Try these: 7/8" 13 Tooth Splined L-099 Jaw Coupling Half | 3 Piece Flexible Jaw Couplers | Shaft Couplers | Power Transmission | www.surpluscenter.com , 1" L-099 Jaw Coupling Half | 3 Piece Flexible Jaw Couplers | Shaft Couplers | Power Transmission | www.surpluscenter.com ,1" L-099 Jaw Coupling Half | 3 Piece Flexible Jaw Couplers | Shaft Couplers | Power Transmission | www.surpluscenter.com . The 3 links are for the three parts needed to make a flexible coupling to go from your splined shaft to your keyed shaft. Good luck.
Eric
 
   / Engine drive shaft coupler to hydraulic pump failure. Need help!
  • Thread Starter
#12  
I’m not sure if those are rated for enough horsepower. The current engine is 22 horse, replaced the original kohler. I’m sure they have something similar though that is a bit more heavy duty
 
   / Engine drive shaft coupler to hydraulic pump failure. Need help!
  • Thread Starter
#13  
Gotcha. Wasn’t sure why I wasn’t getting the problem.
If you turn the engine around, you’ll have an oppos rotation and the pump will not work.
Makes sense. Probably explains the reason why they ended up with the current setup.
 
   / Engine drive shaft coupler to hydraulic pump failure. Need help!
  • Thread Starter
#14  
Be sure there isn’t any hidden set screws on the keyway side?
That dimple on the shaft was very suspect at first. It’s not a roll pin or a set screw though. It’s just a dimple, almost as if a grease fitting started to get drilled then just stopped. I can spin the shaft and have since got the rust off and there is nothing.
 
   / Engine drive shaft coupler to hydraulic pump failure. Need help! #15  
U could also cut the current bad splined section off and weld a new 13 spline section on. Or have a hydraulics shop do it. Once you remove the current coupler off. Try heating it
 
   / Engine drive shaft coupler to hydraulic pump failure. Need help! #16  
I have a PowerTrac PT425 with a 25hp Kohler in it. I have pumps on both sides of the motor. So one side has the original shaft that drives some continuous fixed volume pumps, and the other side of the engine has the screen removed and a PTO stub shaft installed to drive the variable volume drive pump.

Something like this..

As others have mentioned, rotation has to be noted.

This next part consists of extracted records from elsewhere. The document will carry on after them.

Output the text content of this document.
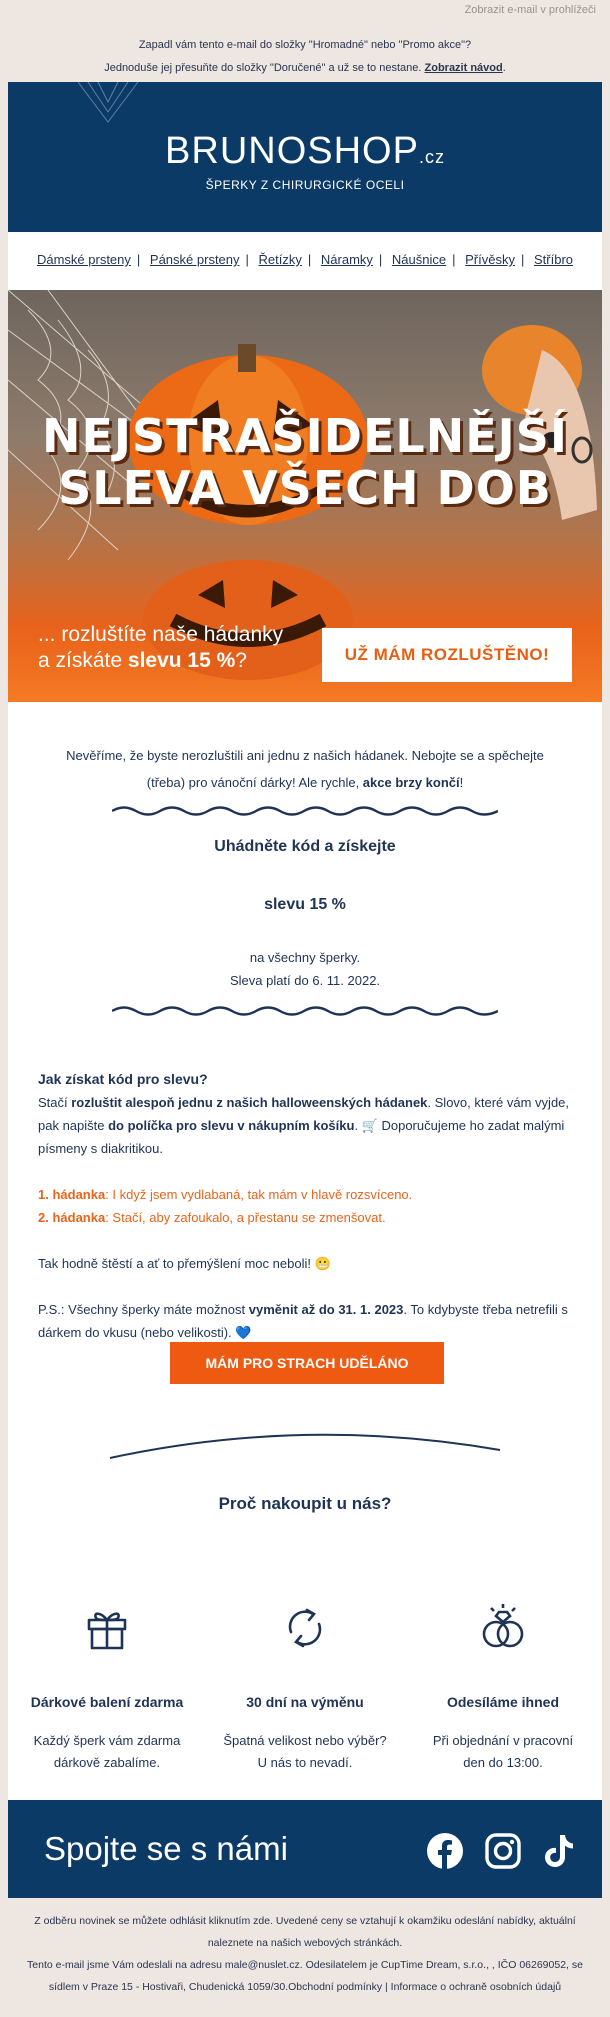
Zobrazit e-mail v prohlížeči
Zapadl vám tento e-mail do složky "Hromadné" nebo "Promo akce"?
Jednoduše jej přesuňte do složky "Doručené" a už se to nestane. Zobrazit návod.
BRUNOSHOP.cz
ŠPERKY Z CHIRURGICKÉ OCELI
Dámské prsteny | Pánské prsteny | Řetízky | Náramky | Náušnice | Přívěsky | Stříbro
NEJSTRAŠIDELNĚJŠÍ
SLEVA VŠECH DOB
... rozluštíte naše hádanky
a získáte slevu 15 %?	UŽ MÁM ROZLUŠTĚNO!
Nevěříme, že byste nerozluštili ani jednu z našich hádanek. Nebojte se a spěchejte (třeba) pro vánoční dárky! Ale rychle, akce brzy končí!
Uhádněte kód a získejte
slevu 15 %
na všechny šperky.
Sleva platí do 6. 11. 2022.
Jak získat kód pro slevu?

Stačí rozluštit alespoň jednu z našich halloweenských hádanek. Slovo, které vám vyjde, pak napište do políčka pro slevu v nákupním košíku. 🛒 Doporučujeme ho zadat malými písmeny s diakritikou.

1. hádanka: I když jsem vydlabaná, tak mám v hlavě rozsvíceno.

2. hádanka: Stačí, aby zafoukalo, a přestanu se zmenšovat.

Tak hodně štěstí a ať to přemýšlení moc neboli! 😬

P.S.: Všechny šperky máte možnost vyměnit až do 31. 1. 2023. To kdybyste třeba netrefili s dárkem do vkusu (nebo velikosti). 💙

MÁM PRO STRACH UDĚLÁNO
Proč nakoupit u nás?
Dárkové balení zdarma

Každý šperk vám zdarma
dárkově zabalíme.

30 dní na výměnu

Špatná velikost nebo výběr?
U nás to nevadí.

Odesíláme ihned

Při objednání v pracovní
den do 13:00.

Spojte se s námi
Z odběru novinek se můžete odhlásit kliknutím zde. Uvedené ceny se vztahují k okamžiku odeslání nabídky, aktuální
naleznete na našich webových stránkách.
Tento e-mail jsme Vám odeslali na adresu male@nuslet.cz. Odesilatelem je CupTime Dream, s.r.o., , IČO 06269052, se
sídlem v Praze 15 - Hostivaři, Chudenická 1059/30.Obchodní podmínky | Informace o ochraně osobních údajů
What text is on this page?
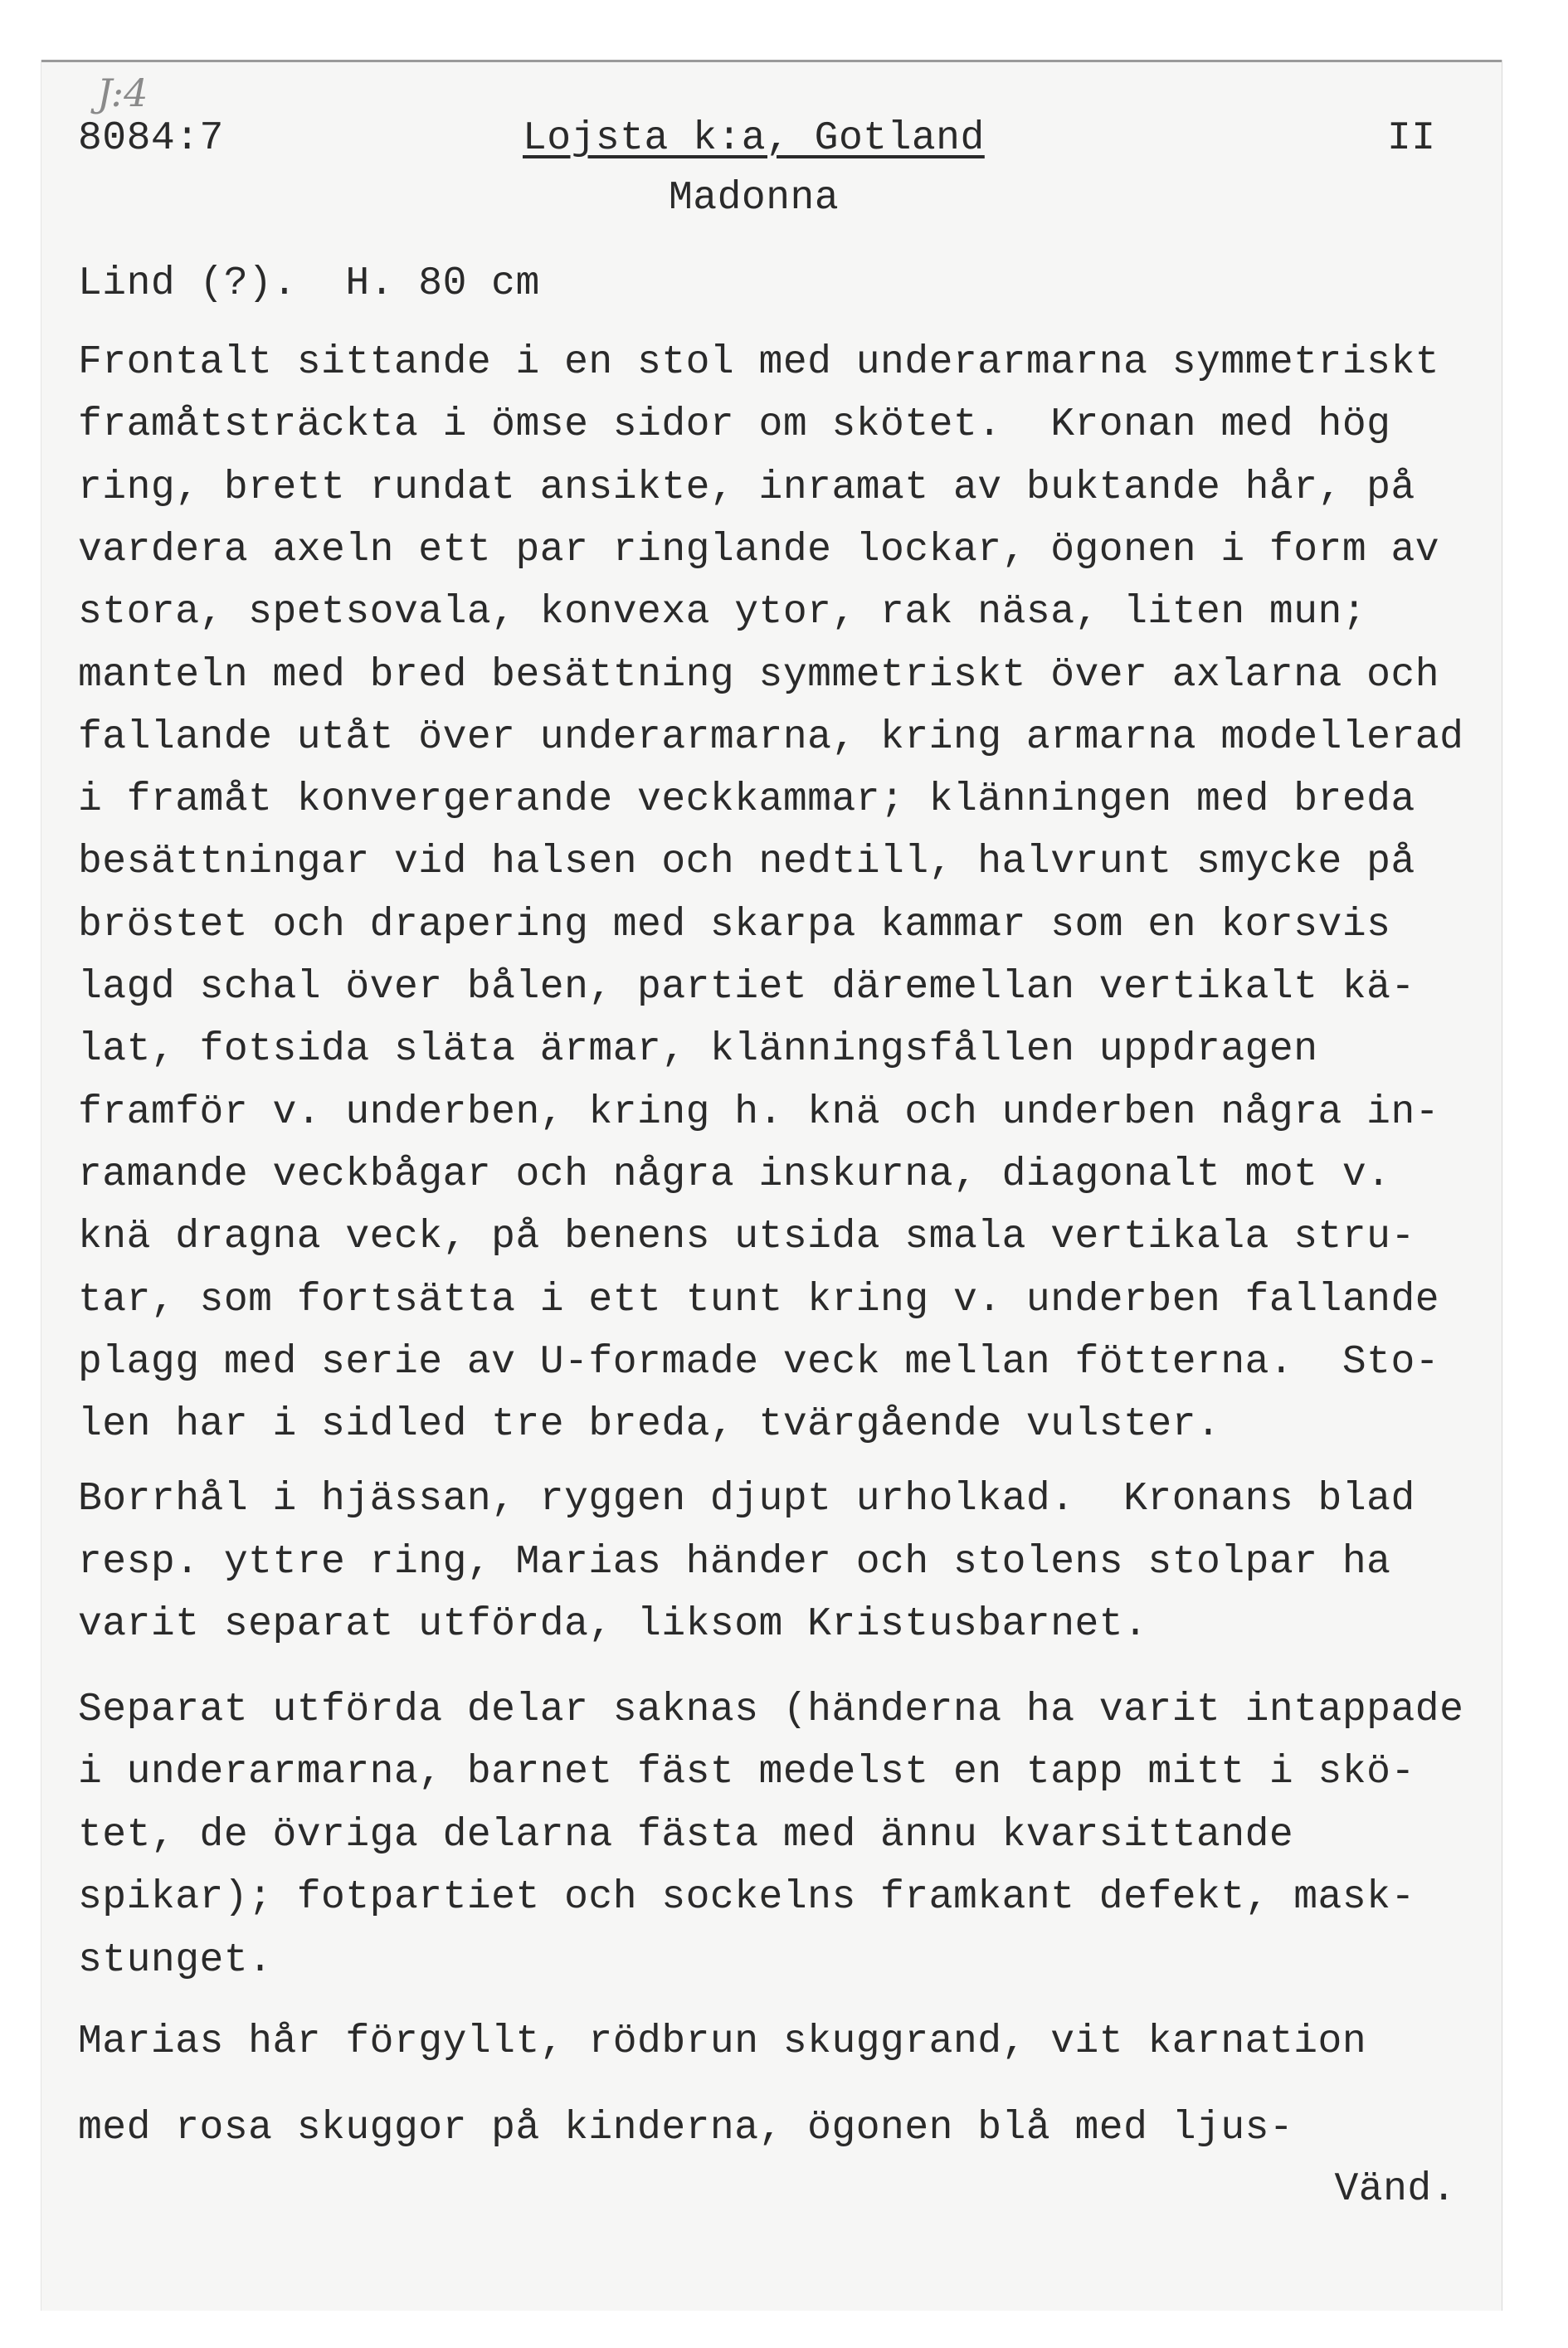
J:4
8084:7	Lojsta k:a, Gotland	II
Madonna
Lind (?).  H. 80 cm
Frontalt sittande i en stol med underarmarna symmetriskt
framåtsträckta i ömse sidor om skötet.  Kronan med hög
ring, brett rundat ansikte, inramat av buktande hår, på
vardera axeln ett par ringlande lockar, ögonen i form av
stora, spetsovala, konvexa ytor, rak näsa, liten mun;
manteln med bred besättning symmetriskt över axlarna och
fallande utåt över underarmarna, kring armarna modellerad
i framåt konvergerande veckkammar; klänningen med breda
besättningar vid halsen och nedtill, halvrunt smycke på
bröstet och drapering med skarpa kammar som en korsvis
lagd schal över bålen, partiet däremellan vertikalt kä-
lat, fotsida släta ärmar, klänningsfållen uppdragen
framför v. underben, kring h. knä och underben några in-
ramande veckbågar och några inskurna, diagonalt mot v.
knä dragna veck, på benens utsida smala vertikala stru-
tar, som fortsätta i ett tunt kring v. underben fallande
plagg med serie av U-formade veck mellan fötterna.  Sto-
len har i sidled tre breda, tvärgående vulster.
Borrhål i hjässan, ryggen djupt urholkad.  Kronans blad
resp. yttre ring, Marias händer och stolens stolpar ha
varit separat utförda, liksom Kristusbarnet.
Separat utförda delar saknas (händerna ha varit intappade
i underarmarna, barnet fäst medelst en tapp mitt i skö-
tet, de övriga delarna fästa med ännu kvarsittande
spikar); fotpartiet och sockelns framkant defekt, mask-
stunget.
Marias hår förgyllt, rödbrun skuggrand, vit karnation
med rosa skuggor på kinderna, ögonen blå med ljus-
Vänd.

The fixed volume pumps are bolted directly to the engine with a pump mount. The variable volume pump on the other side is connected with a lovejoy.

The beauty of the lovejoy is you can purchase one have to fit the engine shaft size and the other to fit the pump shaft size. Works great.

Good luck with your project.
 
   / Engine drive shaft coupler to hydraulic pump failure. Need help! #17  
Try surplus center out of Nebraska for couplers
 
   / Engine drive shaft coupler to hydraulic pump failure. Need help! #19  
Heat, or split it with a grinder and zip disc. If the coupler is stripped, you dont have to worry about ruining it.

Zip-disc across the top of the keyway.....You dont have to worry about nicking the shaft and its less grinding because thats the thinnest part of the coupler.

Then a small cold chisel or screwdriver as a wedge to open it up a bit
 
   / Engine drive shaft coupler to hydraulic pump failure. Need help! #20  
The shaft is all ready gaulded that’s why the coupler wont come off. Heat isn’t going to do any good. may have to cut it off to have any chance of saving the crankshaft.